Although $\Sigma$ is uniquely determined by $U\Sigma V^T,$ the matrices $U$ and $V$ are not. If $\mu(U',\Sigma,V')=\mu(U,\Sigma,V)$ then $U^{-1}U'$ and $V^{-1}V'$ are equal and of the form $\operatorname{diag}(\pm1,\dots,\pm1)$ with an even number of $-1$'s - see for example the answer at How unique (on non-unique) are U and V in Singular Value Decomposition (SVD)?. This explains the $2^{n-1}.$ In short: let $\hat U=U^{-1}U'$ and $\hat V=V^{-1}V'^T.$ Then $\hat U\Sigma \hat V^T=\Sigma,$ so $\hat U\Sigma^2 \hat U^T=(\hat U\Sigma \hat V^T)(\hat U\Sigma \hat V^T)^T=\Sigma^2,$ which means $\hat U$ commutes with $\Sigma.$ This forces $\hat U$ to be diagonal. Similarly $\hat V$ is diagonal. My intuition for this is that if $A=U\Sigma V^T$ then $U$ has to map standard basis vectors to the corresponding left singular vectors of $A,$ and if we ignore the condition $\det U=1$ for a moment, there are exactly two ways to do that for each vector because only the sign is ambiguous. $V$ also has to map standard basis vectors to right singular vectors of $A,$ but the sign is already determined by the choice of $U.$
To see that it's a local diffeomorphism, use the inverse function theorem. By a symmetry argument it suffices to check the derivative at $U=V=1.$ We need to check that $(u,s,v)\mapsto D\mu(u,s,v)=u\Sigma + s + \Sigma v$ is an injective linear map, where $u,v$ are skew-symmetric and $s$ is diagonal. The diagonal entries are just those of $s.$ The $i,j$ entry is $u_{ij} \sigma(j)+\sigma(i) v_{ij},$ and the $j,i$ entry is $u_{ji} \sigma(i)+\sigma(j) v_{ji}=-u_{ij} \sigma(i)-\sigma(j) v_{ij}.$ Since $\begin{pmatrix}\sigma(j)&\sigma(i)\\-\sigma(i)&-\sigma(j)\end{pmatrix}$ is invertible, we can recover $u_{ij}$ and $v_{ij}$ from these.
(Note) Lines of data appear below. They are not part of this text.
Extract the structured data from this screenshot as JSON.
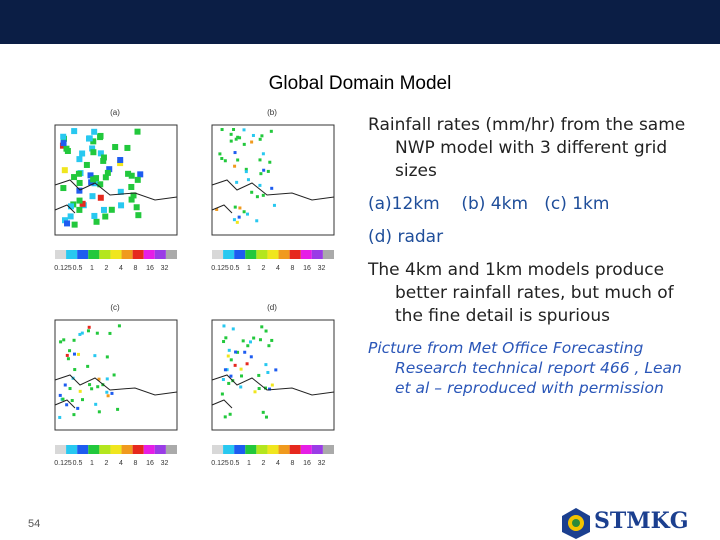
{
  "header": {
    "title": "Global Domain Model"
  },
  "panels": [
    {
      "label": "(a)"
    },
    {
      "label": "(b)"
    },
    {
      "label": "(c)"
    },
    {
      "label": "(d)"
    }
  ],
  "colorbar_labels": [
    "0.125",
    "0.5",
    "1",
    "2",
    "4",
    "8",
    "16",
    "32"
  ],
  "bullets": [
    "Rainfall rates (mm/hr) from the same NWP model with 3 different grid sizes",
    "(a)12km    (b) 4km   (c) 1km",
    "(d) radar",
    "The 4km and 1km models produce better rainfall rates, but much of the fine detail is spurious"
  ],
  "citation": "Picture from Met Office Forecasting Research technical report 466 , Lean et al – reproduced with permission",
  "footer": {
    "page_number": "54",
    "logo": "STMKG"
  }
}
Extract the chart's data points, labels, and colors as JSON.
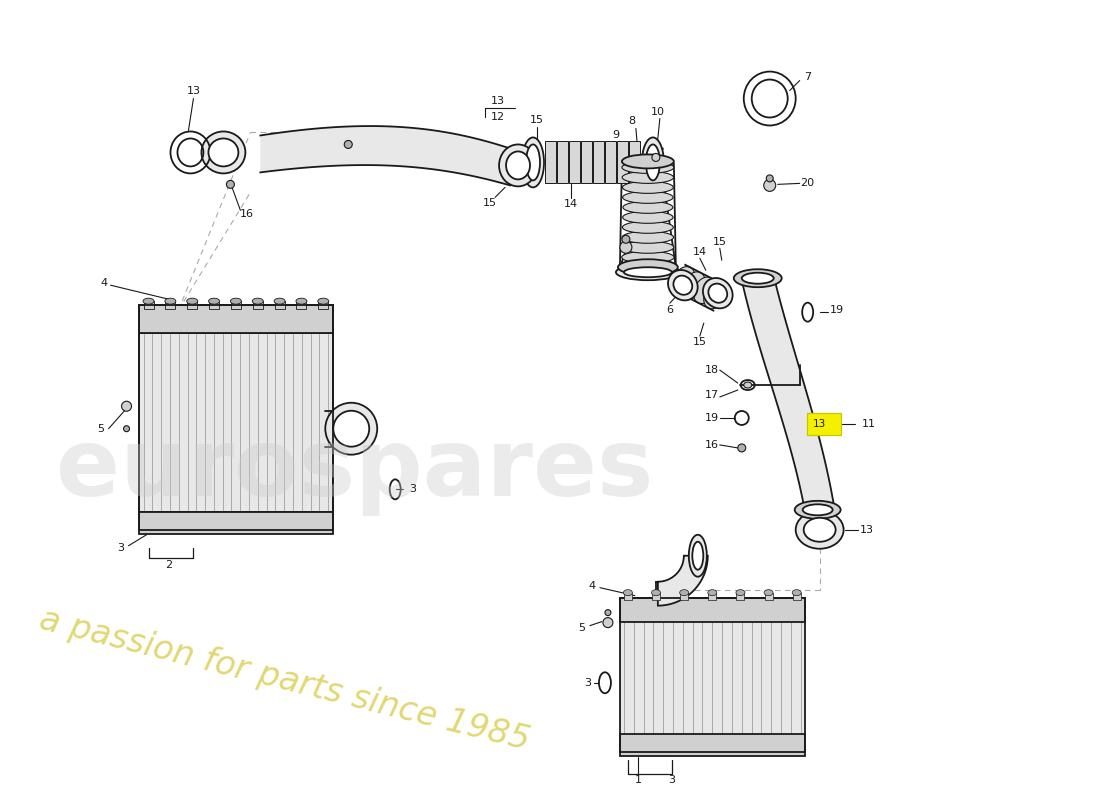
{
  "bg": "#ffffff",
  "lc": "#1a1a1a",
  "gray_light": "#e8e8e8",
  "gray_mid": "#d0d0d0",
  "gray_dark": "#b0b0b0",
  "fin_color": "#aaaaaa",
  "yellow_box": "#f5f000",
  "yellow_box_edge": "#c8c800"
}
Finally, $\mu$ is a covering map because each fiber has the same (finite) cardinality. Indeed for any $x\in X$ by the local homeomorphism and Hausdorff properties, there are disjoint open sets $U_1,\dots,U_{2^{n-1}}$ each mapped diffeomorphically by $\mu$ to a (possibly different) open neighborhood of $x.$ This implies that $\bigcap_i\mu(U_i)$ is an evenly covered neighborhood of $x.$
The way I originally thought of this problem is to consider the map $f:SO_2\to \mathbb R^{2\times 2}$ that sends $U$ to $U\cdot \mathrm{diag}(2,1)\cdot U^T.$ This is a slightly different situation, but perhaps a bit easier to visualize. $f(U)$ is a positive definite matrix, and $x^Tf(U)x=1$ describes a certain ellipse with axes of length 1 and $1/\sqrt 2.$ The question is whether we can smoothly choose the rotation matrix $U,$ given the ellipse. This is impossible because continuously rotating by 180 degrees gives the same ellipse, but forces $U$ to end up with an extra 180 degree rotation. Actually $f:SO_2\to f(SO_2)$ is just the map $S^1\to S^1$ of degree $2.$
This argument relies on the fact that the fibers are discrete. Otherwise you'd get a more general fibration.